楚君下意识地往旁边挪了挪,端起茶杯抿了一口,说道:“晚上吃得简单点,四个薄皮包子,两碟小菜,两碗汤面就行。”
“好嘞!”图拉汗收起菜单,却没立刻起身,反而又凑近了些,声音压低几分,带着几分娇嗔:“楚书记,您最近是不是太忙了?都好久没来我这儿吃饭了,我还以为您把我这儿忘了呢。”她的气息拂过楚君的耳畔,带着温热的触感,让楚君的耳根微微发烫。
“最近在筹备乡人代会,事情确实多了些。”楚君避开她的目光,语气尽量平淡,“对了,这次人代会的代表餐定在你这儿,还得麻烦你多费心。”
一听到“乡人代会”,图拉汗的眼神暗了暗,随即又扬起笑容,只是那笑容里多了几分不易察觉的担心:“您放心,把代表餐放我这儿,我肯定拿出最好的食材,保证让代表们吃得满意。不过……”她话锋一转,目光在楚君脸上打转,露出几分难色,“楚书记,我这是小本生意,代表们来吃饭,得提前备食材、雇临时工,都需要本钱。您看能不能先付点定金?我好去备货。”
楚君思索片刻,笑着打趣:“老板娘,你可真会做生意。每次遇到这种场合,都要趁机‘敲’政府一笔?我可不相信,几百块钱的食材你还赊不来。换了别的老板说这话,我或许会信,你这么会来事的人,怎么可能赊不到?”

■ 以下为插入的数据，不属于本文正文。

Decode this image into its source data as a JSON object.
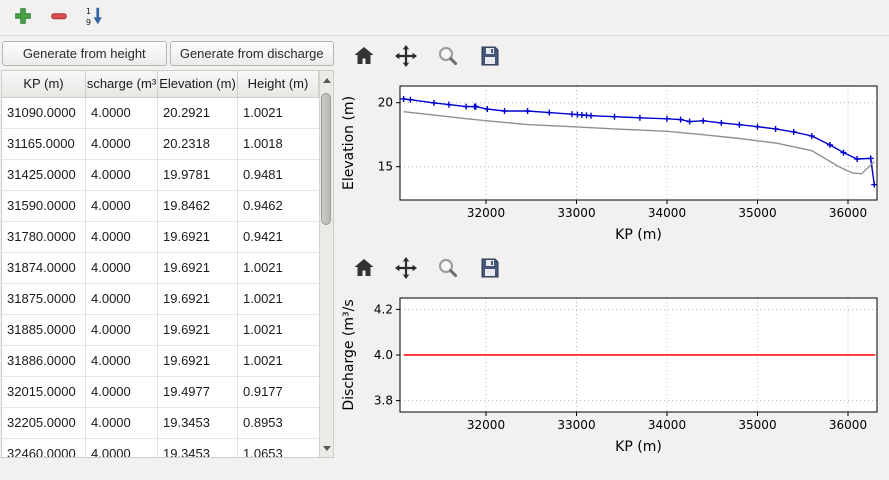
{
  "toolbar": {
    "add_icon": "plus-icon",
    "remove_icon": "minus-icon",
    "sort_icon": "sort-ascending-icon",
    "sort_digits": [
      "1",
      "9"
    ]
  },
  "buttons": {
    "generate_height": "Generate from height",
    "generate_discharge": "Generate from discharge"
  },
  "table": {
    "columns": [
      "KP (m)",
      "scharge (m³",
      "Elevation (m)",
      "Height (m)"
    ],
    "rows": [
      [
        "31090.0000",
        "4.0000",
        "20.2921",
        "1.0021"
      ],
      [
        "31165.0000",
        "4.0000",
        "20.2318",
        "1.0018"
      ],
      [
        "31425.0000",
        "4.0000",
        "19.9781",
        "0.9481"
      ],
      [
        "31590.0000",
        "4.0000",
        "19.8462",
        "0.9462"
      ],
      [
        "31780.0000",
        "4.0000",
        "19.6921",
        "0.9421"
      ],
      [
        "31874.0000",
        "4.0000",
        "19.6921",
        "1.0021"
      ],
      [
        "31875.0000",
        "4.0000",
        "19.6921",
        "1.0021"
      ],
      [
        "31885.0000",
        "4.0000",
        "19.6921",
        "1.0021"
      ],
      [
        "31886.0000",
        "4.0000",
        "19.6921",
        "1.0021"
      ],
      [
        "32015.0000",
        "4.0000",
        "19.4977",
        "0.9177"
      ],
      [
        "32205.0000",
        "4.0000",
        "19.3453",
        "0.8953"
      ],
      [
        "32460.0000",
        "4.0000",
        "19.3453",
        "1.0653"
      ]
    ]
  },
  "plot_toolbar": {
    "icons": [
      "home-icon",
      "pan-icon",
      "zoom-icon",
      "save-icon"
    ]
  },
  "chart_data": [
    {
      "type": "line",
      "title": "",
      "xlabel": "KP (m)",
      "ylabel": "Elevation (m)",
      "xlim": [
        31050,
        36320
      ],
      "ylim": [
        12.4,
        21.3
      ],
      "x_ticks": [
        32000,
        33000,
        34000,
        35000,
        36000
      ],
      "x_tick_labels": [
        "32000",
        "33000",
        "34000",
        "35000",
        "36000"
      ],
      "y_ticks": [
        15,
        20
      ],
      "y_tick_labels": [
        "15",
        "20"
      ],
      "grid": true,
      "legend": "none",
      "series": [
        {
          "name": "water-surface-elevation",
          "color": "#0000cc",
          "marker": "plus",
          "x": [
            31090,
            31165,
            31425,
            31590,
            31780,
            31874,
            31875,
            31885,
            31886,
            32015,
            32205,
            32460,
            32700,
            32950,
            33010,
            33060,
            33110,
            33160,
            33420,
            33700,
            34000,
            34150,
            34250,
            34400,
            34600,
            34800,
            35000,
            35200,
            35400,
            35600,
            35800,
            35950,
            36100,
            36250,
            36290
          ],
          "y": [
            20.29,
            20.23,
            19.98,
            19.85,
            19.69,
            19.69,
            19.69,
            19.69,
            19.69,
            19.5,
            19.35,
            19.35,
            19.22,
            19.1,
            19.07,
            19.04,
            19.01,
            18.98,
            18.9,
            18.82,
            18.74,
            18.68,
            18.52,
            18.58,
            18.42,
            18.28,
            18.12,
            17.95,
            17.72,
            17.4,
            16.7,
            16.1,
            15.6,
            15.65,
            13.6
          ]
        },
        {
          "name": "bed-elevation",
          "color": "#909090",
          "marker": "none",
          "x": [
            31090,
            31425,
            31780,
            32015,
            32460,
            32950,
            33420,
            34000,
            34400,
            34800,
            35200,
            35600,
            35900,
            36050,
            36150,
            36290
          ],
          "y": [
            19.29,
            19.03,
            18.75,
            18.58,
            18.29,
            18.12,
            17.95,
            17.76,
            17.5,
            17.2,
            16.85,
            16.25,
            15.0,
            14.5,
            14.45,
            15.4
          ]
        }
      ]
    },
    {
      "type": "line",
      "title": "",
      "xlabel": "KP (m)",
      "ylabel": "Discharge (m³/s",
      "xlim": [
        31050,
        36320
      ],
      "ylim": [
        3.75,
        4.25
      ],
      "x_ticks": [
        32000,
        33000,
        34000,
        35000,
        36000
      ],
      "x_tick_labels": [
        "32000",
        "33000",
        "34000",
        "35000",
        "36000"
      ],
      "y_ticks": [
        3.8,
        4.0,
        4.2
      ],
      "y_tick_labels": [
        "3.8",
        "4.0",
        "4.2"
      ],
      "grid": true,
      "legend": "none",
      "series": [
        {
          "name": "discharge",
          "color": "#ff0000",
          "marker": "none",
          "x": [
            31090,
            36300
          ],
          "y": [
            4.0,
            4.0
          ]
        }
      ]
    }
  ]
}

“真的!”图拉汗半真半假地辩解,“现在做生意的都精得很,没现钱人家根本不赊账。”
楚君点头说,可以考虑,女人谢过后,眼珠一转,语气里带着几分戏谑,小声说:“中午有客人在我这儿吃饭,都在传您楚书记艳福不浅呢。都说这是羡慕不来的,谁让小伙子又帅又高呢。”
楚君微微一怔,随即反应过来她话里的调侃,无奈地笑了笑,语气平和却带着几分认真:“老板娘,这种流言你可别信。别人怎么说我管不着,反正我身正不怕影子斜。”
图拉汗却不依不饶,笑着追问:“楚书记,您跟我说说呗?都在传,巴哈尔古丽喝醉了在您办公室闹得挺凶,还说非要跟您同吃同住呢。她现在人在哪儿?”
楚君的脸瞬间红了,从脸颊一直红到耳根。巴哈尔古丽大闹办公室的事,他本以为只有镇政府的人知道,没想到竟传到了巴扎上,成了村民茶余饭后的谈资。被图拉汗这么直白地问出来,还带着明显的调侃,他赶紧解释:“她已经回家了。你也说了,她当时喝醉了,说的都是醉话。后来拜耳乡长他们进来了,她就自己走了。”
“不过嘛,”图拉汗挑了挑眉,嘴角勾起一抹意味深长的笑,“您是咱们镇的大干部,人长得又帅,喜欢您的姑娘排着队呢,出点这种传闻也不奇怪。”说这话时,语气里满是醋意。